Pero la obra posee momentos de distensión que se adentran en la música, en los sucedáneos bufos y que aluden a la época como nota folclórica. Quizás porque son necesarios para llevar un ritmo o también para connotar el drama de aquellos años. Lo cierto es que no siempre tales momentos intermedios se adentran con el simbolismo contundente en la trama, sino que funcionan como una demora. Hay que señalar ahí que las actuaciones bufas, si bien remedan las de antaño, pudieran no recabar todos los puntos necesarios para una comunicación con un público que lee la pieza desde el presente. El supuesto desacierto, no obstante, no empaña la progresión de la obra, incluso llega a agradecerse en algunos instantes. El simbolismo es el lenguaje que se nos propone, el pacto surge y dentro de ello hay que señalar que no sobra nada, ya que todas las iridiscencias de la palabra apuntan hacia un final lúcido, hacia una epifanía de los sentidos en la cual se rompa el espacio/tiempo.

“El simbolismo es el lenguaje que se nos propone, el pacto surge y dentro de ello hay que señalar que no sobra nada, ya que todas las iridiscencias de la palabra apuntan hacia un final lúcido (…)”.

Si bien el viaje no llega (el cronotopo dentro de la cultura cubana en tal sentido suele ir definido de esta manera traumática y frustrante), Margarita va por su propia cuenta y se anota para alcanzar la beca en la próxima edición. En la transitoriedad del personaje hay un cambio de parejas. Desde el contrapunteo entre el español y el norteamericano se pasa al cubano que votaría por Bartolomé Masó, a quien la familia rechazaba en una primera instancia.
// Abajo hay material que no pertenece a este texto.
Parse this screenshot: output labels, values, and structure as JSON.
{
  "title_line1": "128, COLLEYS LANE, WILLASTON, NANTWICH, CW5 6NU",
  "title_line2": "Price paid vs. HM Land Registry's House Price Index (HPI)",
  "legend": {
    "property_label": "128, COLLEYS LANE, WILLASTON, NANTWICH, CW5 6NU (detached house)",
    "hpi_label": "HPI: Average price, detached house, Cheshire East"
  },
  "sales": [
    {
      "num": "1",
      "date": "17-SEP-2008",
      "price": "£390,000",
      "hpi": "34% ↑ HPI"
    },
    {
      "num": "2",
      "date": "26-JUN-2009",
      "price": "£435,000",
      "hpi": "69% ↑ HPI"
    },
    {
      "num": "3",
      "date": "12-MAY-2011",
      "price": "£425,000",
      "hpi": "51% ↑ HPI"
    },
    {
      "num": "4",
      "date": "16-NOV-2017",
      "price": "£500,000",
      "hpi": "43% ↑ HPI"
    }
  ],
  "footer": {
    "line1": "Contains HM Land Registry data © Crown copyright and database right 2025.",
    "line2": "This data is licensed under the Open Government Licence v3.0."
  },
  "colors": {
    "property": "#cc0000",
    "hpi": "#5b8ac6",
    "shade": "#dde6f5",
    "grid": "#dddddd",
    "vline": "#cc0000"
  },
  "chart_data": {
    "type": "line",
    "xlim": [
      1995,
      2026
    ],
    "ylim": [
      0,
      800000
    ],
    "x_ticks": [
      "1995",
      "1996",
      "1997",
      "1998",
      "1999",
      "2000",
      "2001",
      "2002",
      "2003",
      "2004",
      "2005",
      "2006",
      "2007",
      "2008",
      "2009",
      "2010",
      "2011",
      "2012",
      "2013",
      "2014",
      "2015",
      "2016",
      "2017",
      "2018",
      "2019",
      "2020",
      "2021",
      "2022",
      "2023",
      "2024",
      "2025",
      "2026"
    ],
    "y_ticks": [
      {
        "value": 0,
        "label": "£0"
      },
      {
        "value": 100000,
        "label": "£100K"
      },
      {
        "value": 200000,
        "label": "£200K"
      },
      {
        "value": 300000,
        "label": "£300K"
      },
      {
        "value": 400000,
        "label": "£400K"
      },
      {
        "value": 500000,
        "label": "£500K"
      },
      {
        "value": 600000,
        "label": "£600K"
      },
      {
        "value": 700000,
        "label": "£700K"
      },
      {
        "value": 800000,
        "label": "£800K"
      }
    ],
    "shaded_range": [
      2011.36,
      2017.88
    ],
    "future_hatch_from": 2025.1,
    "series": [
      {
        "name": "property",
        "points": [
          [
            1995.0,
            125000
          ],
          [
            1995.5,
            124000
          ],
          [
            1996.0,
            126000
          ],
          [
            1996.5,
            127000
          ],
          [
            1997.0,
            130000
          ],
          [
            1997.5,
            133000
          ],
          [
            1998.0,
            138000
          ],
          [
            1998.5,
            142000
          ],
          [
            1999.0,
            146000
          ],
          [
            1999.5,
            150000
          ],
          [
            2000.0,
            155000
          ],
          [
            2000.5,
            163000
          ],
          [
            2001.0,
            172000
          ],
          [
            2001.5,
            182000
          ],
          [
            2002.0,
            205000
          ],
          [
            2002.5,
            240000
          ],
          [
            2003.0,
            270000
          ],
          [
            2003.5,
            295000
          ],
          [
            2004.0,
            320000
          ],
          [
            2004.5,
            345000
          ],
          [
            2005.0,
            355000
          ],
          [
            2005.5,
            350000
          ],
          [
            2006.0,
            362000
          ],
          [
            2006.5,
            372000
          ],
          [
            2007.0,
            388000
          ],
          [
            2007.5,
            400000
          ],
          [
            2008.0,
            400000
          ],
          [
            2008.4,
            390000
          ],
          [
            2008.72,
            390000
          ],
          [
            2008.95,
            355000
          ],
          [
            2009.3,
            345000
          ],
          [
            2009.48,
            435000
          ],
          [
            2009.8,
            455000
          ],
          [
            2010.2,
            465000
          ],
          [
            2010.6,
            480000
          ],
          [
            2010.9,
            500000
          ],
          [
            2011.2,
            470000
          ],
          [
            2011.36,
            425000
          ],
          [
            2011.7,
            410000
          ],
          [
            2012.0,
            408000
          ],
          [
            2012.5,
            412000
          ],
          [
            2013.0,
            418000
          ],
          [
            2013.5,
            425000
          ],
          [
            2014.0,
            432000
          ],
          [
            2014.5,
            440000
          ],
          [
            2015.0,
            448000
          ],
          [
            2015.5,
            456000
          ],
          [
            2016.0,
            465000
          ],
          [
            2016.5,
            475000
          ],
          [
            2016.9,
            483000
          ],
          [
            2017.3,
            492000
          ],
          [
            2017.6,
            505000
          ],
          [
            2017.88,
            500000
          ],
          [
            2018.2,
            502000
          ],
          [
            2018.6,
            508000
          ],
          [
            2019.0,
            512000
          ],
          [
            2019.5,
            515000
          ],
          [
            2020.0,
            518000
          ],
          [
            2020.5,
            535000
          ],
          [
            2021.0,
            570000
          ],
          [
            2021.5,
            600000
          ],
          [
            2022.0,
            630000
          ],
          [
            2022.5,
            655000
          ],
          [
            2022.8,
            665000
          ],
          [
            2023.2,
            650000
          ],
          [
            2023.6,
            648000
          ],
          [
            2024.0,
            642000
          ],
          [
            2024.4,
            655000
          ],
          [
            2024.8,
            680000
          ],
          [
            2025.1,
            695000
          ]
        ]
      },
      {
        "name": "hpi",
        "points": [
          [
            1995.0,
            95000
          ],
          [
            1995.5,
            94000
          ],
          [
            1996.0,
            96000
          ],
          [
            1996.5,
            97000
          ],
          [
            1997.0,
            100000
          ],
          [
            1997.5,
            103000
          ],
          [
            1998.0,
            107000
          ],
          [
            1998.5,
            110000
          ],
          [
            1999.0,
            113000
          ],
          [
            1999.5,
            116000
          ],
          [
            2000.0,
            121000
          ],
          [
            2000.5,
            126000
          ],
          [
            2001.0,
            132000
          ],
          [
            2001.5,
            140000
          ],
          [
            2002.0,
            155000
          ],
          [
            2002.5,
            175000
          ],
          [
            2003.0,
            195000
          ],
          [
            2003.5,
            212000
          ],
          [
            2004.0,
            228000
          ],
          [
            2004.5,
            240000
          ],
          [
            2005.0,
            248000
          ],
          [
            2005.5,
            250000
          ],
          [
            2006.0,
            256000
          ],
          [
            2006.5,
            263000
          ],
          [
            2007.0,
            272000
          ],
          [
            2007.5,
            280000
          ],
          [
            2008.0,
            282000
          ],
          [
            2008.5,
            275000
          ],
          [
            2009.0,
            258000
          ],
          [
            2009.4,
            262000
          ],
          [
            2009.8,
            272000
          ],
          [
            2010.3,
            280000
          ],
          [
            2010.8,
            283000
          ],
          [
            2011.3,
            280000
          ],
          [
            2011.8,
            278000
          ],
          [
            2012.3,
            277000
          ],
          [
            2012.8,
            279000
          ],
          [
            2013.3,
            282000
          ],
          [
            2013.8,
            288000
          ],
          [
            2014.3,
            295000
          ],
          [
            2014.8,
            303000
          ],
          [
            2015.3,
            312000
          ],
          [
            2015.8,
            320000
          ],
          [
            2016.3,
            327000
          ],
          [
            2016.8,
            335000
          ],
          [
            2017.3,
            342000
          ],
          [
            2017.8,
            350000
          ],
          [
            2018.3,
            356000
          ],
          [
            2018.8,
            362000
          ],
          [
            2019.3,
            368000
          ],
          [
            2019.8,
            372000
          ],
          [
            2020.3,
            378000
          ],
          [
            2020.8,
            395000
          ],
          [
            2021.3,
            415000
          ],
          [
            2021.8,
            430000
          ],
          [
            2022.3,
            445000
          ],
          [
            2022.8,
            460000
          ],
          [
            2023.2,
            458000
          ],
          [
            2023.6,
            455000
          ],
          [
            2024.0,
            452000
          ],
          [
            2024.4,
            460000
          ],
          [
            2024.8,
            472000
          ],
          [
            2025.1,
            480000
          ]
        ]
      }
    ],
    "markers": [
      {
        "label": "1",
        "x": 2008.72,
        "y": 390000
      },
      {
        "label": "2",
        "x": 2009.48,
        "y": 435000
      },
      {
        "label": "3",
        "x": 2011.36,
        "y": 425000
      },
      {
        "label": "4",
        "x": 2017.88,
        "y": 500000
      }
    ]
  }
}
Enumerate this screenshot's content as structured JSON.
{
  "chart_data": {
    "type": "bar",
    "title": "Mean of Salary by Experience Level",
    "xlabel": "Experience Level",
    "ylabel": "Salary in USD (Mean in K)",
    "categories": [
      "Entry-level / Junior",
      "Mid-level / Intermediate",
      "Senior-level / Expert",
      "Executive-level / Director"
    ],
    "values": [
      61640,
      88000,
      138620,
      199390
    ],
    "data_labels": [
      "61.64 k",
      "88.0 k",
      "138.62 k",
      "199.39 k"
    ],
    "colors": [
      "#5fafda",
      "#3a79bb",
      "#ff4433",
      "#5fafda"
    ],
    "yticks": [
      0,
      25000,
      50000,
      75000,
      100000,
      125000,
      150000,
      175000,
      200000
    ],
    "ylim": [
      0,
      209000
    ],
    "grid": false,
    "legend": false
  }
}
Se representa de esta forma una toma de conciencia que se expresa en la pareja, en las relaciones de poder y en la descolonización del espacio/tiempo. De ahí que sea vigente un replanteo de los términos de conflicto. Mientras en el plano personal Margarita logra soberanía, en la isla de Cuba Masó se retira de las elecciones al notar el apoyo de los interventores a Estrada Palma. En la medida en que el proyecto de la muchacha es construir desde su propio deseo y voluntad, la patria queda sostenida en su matrimonio con Mr. Power (entelequia de los Estados Unidos).

El dogma aparece representado por el Padre Orozco (Osvaldo Doimeadiós), quien de manera constante se refiere a la pureza de la fe.

Pero el carnaval distiende todo ese proceso que por un lado se resuelve y por otro queda en el aire y de inmediato somos llevados a través de las salas, por las alfombras de sacos de azúcar, hacia otro salón en el cual los actores de la obra completan el significado iniciático. Hay que notar aquí la presencia de cubículos en los cuales queda estratificada la nacionalidad. Un cartel se lee en lo alto: La patria es ara y no pedestal. En los estancos de la habitación, una mujer que se recupera del dengue escucha un radio de fabricación soviética, un reportero entrevista a Jorge Mañach, además de que aparecen aquí y allá muestras fotográficas en las cuales se grafica el viaje real de los maestros y maestras a los Estados Unidos para estudiar en Harvard. Los rostros en las fotos parecieran dialogar con el público, casi hay una resonancia directa y una ruptura de la realidad que nos comunica como cubanos, al establecerse un espacio de reflexión, de conciencia. Como un gesto irónico, en un último cubículo, la Batalla de Santiago ambientada en una palangana vieja con barquitos de cartón desechables.

El teatro podrá apagarse como los fuegos que se consumen o quizás a la manera de las luces que en su precariedad apenas encienden unas horas en medio de la larga jornada de apagones, pero basta con que la iridiscencia exista por unos instantes para que se dé la iluminación de los conceptos y la identificación con un conflicto. Oficio de isla pareciera funcionar como una academia peripatética en la cual caminamos y aprendemos, andamos y profundizamos. Y la música, en su función de musa de la sabiduría, nos recuerda que vivimos una realidad carnavalesca que merece ser repensada, puesta en crisis y reconstruida.